Advanced Comput, Math & Data
Staff Awards & Honors
Parasol Takes its Place in the Cloud
Architecture for cross-cloud federated graph queries to be featured at ACM SIGMOD workshop
Dr. Sutanay Choudhury
Working with a team from John Hopkins University-Applied Physics Laboratory, Sutanay Choudhury, a computer scientist with PNNL’s Scientific Data Management group (Computational Sciences & Mathematics Division), will be on hand to present, “Parasol: An Architecture for Cross-Cloud Federated Graph Querying,” at the upcoming DanaC: Workshop on Data analytics in the Cloud on June 22, 2014.
Parasol, a flexible architecture for performing effective cross-cloud federated graph queries, provides an interesting solution to querying, analyzing, and fusing data at scale present in multiple data sets and spread across numerous data centers. Such integration can be hampered by data residing in physically distant centers within technologically different cloud platforms. Data fusion can even be stymied by regulations and policies surrounding privacy or data sharing.
Parasol’s architecture features a central coordinator process running in a coordinator cloud that manages query execution over multiple client clouds.
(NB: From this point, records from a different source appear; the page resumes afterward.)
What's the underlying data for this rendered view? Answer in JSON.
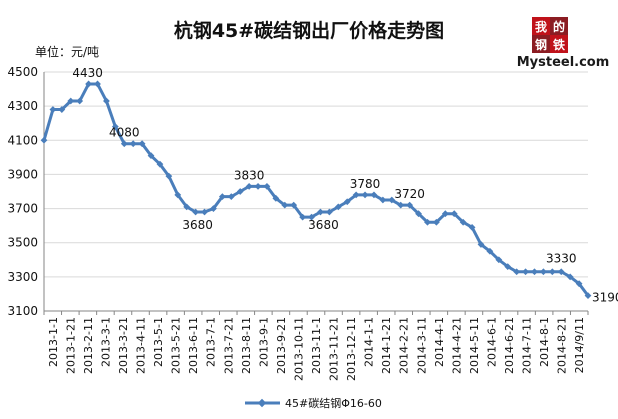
{
  "title": "杭钢45#碳结钢出厂价格走势图",
  "unit_label": "单位：元/吨",
  "logo": {
    "cjk": [
      "我",
      "的",
      "钢",
      "铁"
    ],
    "word": "Mysteel.com"
  },
  "colors": {
    "series": "#4a7ebb",
    "grid": "#d9d9d9",
    "axis": "#868686"
  },
  "chart_data": {
    "type": "line",
    "title": "杭钢45#碳结钢出厂价格走势图",
    "ylabel": "单位：元/吨",
    "xlabel": "",
    "ylim": [
      3100,
      4500
    ],
    "yticks": [
      3100,
      3300,
      3500,
      3700,
      3900,
      4100,
      4300,
      4500
    ],
    "grid": true,
    "legend_position": "bottom",
    "x_tick_labels": [
      "2013-1-1",
      "2013-1-21",
      "2013-2-11",
      "2013-3-1",
      "2013-3-21",
      "2013-4-11",
      "2013-5-1",
      "2013-5-21",
      "2013-6-11",
      "2013-7-1",
      "2013-7-21",
      "2013-8-11",
      "2013-9-1",
      "2013-9-21",
      "2013-10-11",
      "2013-11-1",
      "2013-11-21",
      "2013-12-11",
      "2014-1-1",
      "2014-1-21",
      "2014-2-21",
      "2014-3-11",
      "2014-4-1",
      "2014-4-21",
      "2014-5-11",
      "2014-6-1",
      "2014-6-21",
      "2014-7-11",
      "2014-8-1",
      "2014-8-21",
      "2014/9/11"
    ],
    "series": [
      {
        "name": "45#碳结钢Φ16-60",
        "values": [
          4100,
          4280,
          4280,
          4330,
          4330,
          4430,
          4430,
          4330,
          4180,
          4080,
          4080,
          4080,
          4010,
          3960,
          3890,
          3780,
          3710,
          3680,
          3680,
          3700,
          3770,
          3770,
          3800,
          3830,
          3830,
          3830,
          3760,
          3720,
          3720,
          3650,
          3650,
          3680,
          3680,
          3710,
          3740,
          3780,
          3780,
          3780,
          3750,
          3750,
          3720,
          3720,
          3670,
          3620,
          3620,
          3670,
          3670,
          3620,
          3590,
          3490,
          3450,
          3400,
          3360,
          3330,
          3330,
          3330,
          3330,
          3330,
          3330,
          3300,
          3260,
          3190
        ]
      }
    ],
    "data_labels": [
      {
        "text": "4430",
        "index": 5
      },
      {
        "text": "4080",
        "index": 9
      },
      {
        "text": "3680",
        "index": 17
      },
      {
        "text": "3830",
        "index": 23
      },
      {
        "text": "3680",
        "index": 31
      },
      {
        "text": "3780",
        "index": 36
      },
      {
        "text": "3720",
        "index": 41
      },
      {
        "text": "3330",
        "index": 58
      },
      {
        "text": "3190",
        "index": 61
      }
    ]
  }
}
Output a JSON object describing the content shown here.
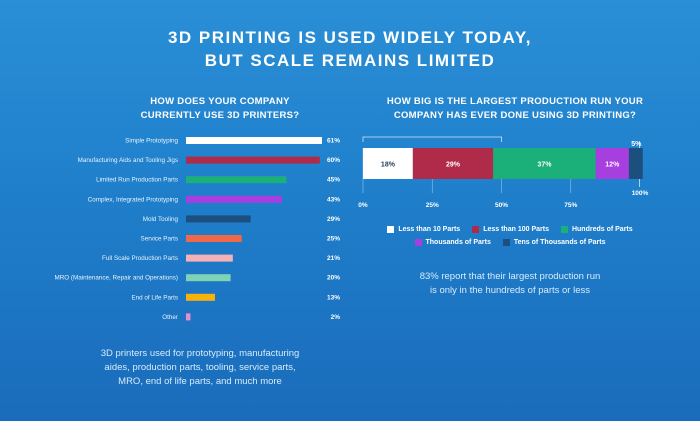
{
  "title_line1": "3D PRINTING IS USED WIDELY TODAY,",
  "title_line2": "BUT SCALE REMAINS LIMITED",
  "left": {
    "subtitle_line1": "HOW DOES YOUR COMPANY",
    "subtitle_line2": "CURRENTLY USE 3D PRINTERS?",
    "note_line1": "3D printers used for prototyping, manufacturing",
    "note_line2": "aides, production parts, tooling, service parts,",
    "note_line3": "MRO, end of life parts, and much more"
  },
  "right": {
    "subtitle_line1": "HOW BIG IS THE LARGEST PRODUCTION RUN YOUR",
    "subtitle_line2": "COMPANY HAS EVER DONE USING 3D PRINTING?",
    "note_line1": "83% report that their largest production run",
    "note_line2": "is only in the hundreds of parts or less"
  },
  "chart_data": [
    {
      "type": "bar",
      "orientation": "horizontal",
      "title": "HOW DOES YOUR COMPANY CURRENTLY USE 3D PRINTERS?",
      "categories": [
        "Simple Prototyping",
        "Manufacturing Aids and Tooling Jigs",
        "Limited Run Production Parts",
        "Complex, Integrated Prototyping",
        "Mold Tooling",
        "Service Parts",
        "Full Scale Production Parts",
        "MRO (Maintenance, Repair and Operations)",
        "End of Life Parts",
        "Other"
      ],
      "values": [
        61,
        60,
        45,
        43,
        29,
        25,
        21,
        20,
        13,
        2
      ],
      "value_labels": [
        "61%",
        "60%",
        "45%",
        "43%",
        "29%",
        "25%",
        "21%",
        "20%",
        "13%",
        "2%"
      ],
      "colors": [
        "#ffffff",
        "#b02a4a",
        "#1bb07a",
        "#a63ee0",
        "#1d4f7e",
        "#f0684a",
        "#f4b2b6",
        "#7fd3b4",
        "#f7b20c",
        "#e48fd0"
      ],
      "xlim": [
        0,
        61
      ]
    },
    {
      "type": "bar",
      "orientation": "horizontal-stacked",
      "title": "HOW BIG IS THE LARGEST PRODUCTION RUN YOUR COMPANY HAS EVER DONE USING 3D PRINTING?",
      "series": [
        {
          "name": "Less than 10 Parts",
          "value": 18,
          "label": "18%",
          "color": "#ffffff",
          "label_color": "#1f3b5a"
        },
        {
          "name": "Less than 100 Parts",
          "value": 29,
          "label": "29%",
          "color": "#b02a4a",
          "label_color": "#ffffff"
        },
        {
          "name": "Hundreds of Parts",
          "value": 37,
          "label": "37%",
          "color": "#1bb07a",
          "label_color": "#ffffff"
        },
        {
          "name": "Thousands of Parts",
          "value": 12,
          "label": "12%",
          "color": "#a63ee0",
          "label_color": "#ffffff"
        },
        {
          "name": "Tens of Thousands of Parts",
          "value": 5,
          "label": "5%",
          "color": "#1d4f7e",
          "label_color": "#ffffff"
        }
      ],
      "x_ticks": [
        "0%",
        "25%",
        "50%",
        "75%",
        "100%"
      ],
      "xlim": [
        0,
        100
      ],
      "legend": "bottom"
    }
  ]
}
Its flexibility, which extends to Parasol’s query optimization design, allows it to make minimal assumptions about each participant cloud architecture and capability, affording easier cloud integration.
As part of their presentation, Choudhury and the other co-authors will describe the experiments used to test Parasol, which involved executing queries on clusters and collecting several metrics for each query using two data sets: Linked Movie Database, a semantic database based on Internet Movie Database that contains information related to films, actors, etc., and a semantic graph database extracted from structured information in Wikipedia.
DanaC, which will be held in conjunction with the 2014 Association for Computing Machinery Special Interest Group on Management of Data/Principles of Database Systems symposium (SIGMOD/PODS) in Snowbird, Utah (June 22-27), unites business analysts and scientists as they tackle complexities involving data and analysis in cloud computing environments.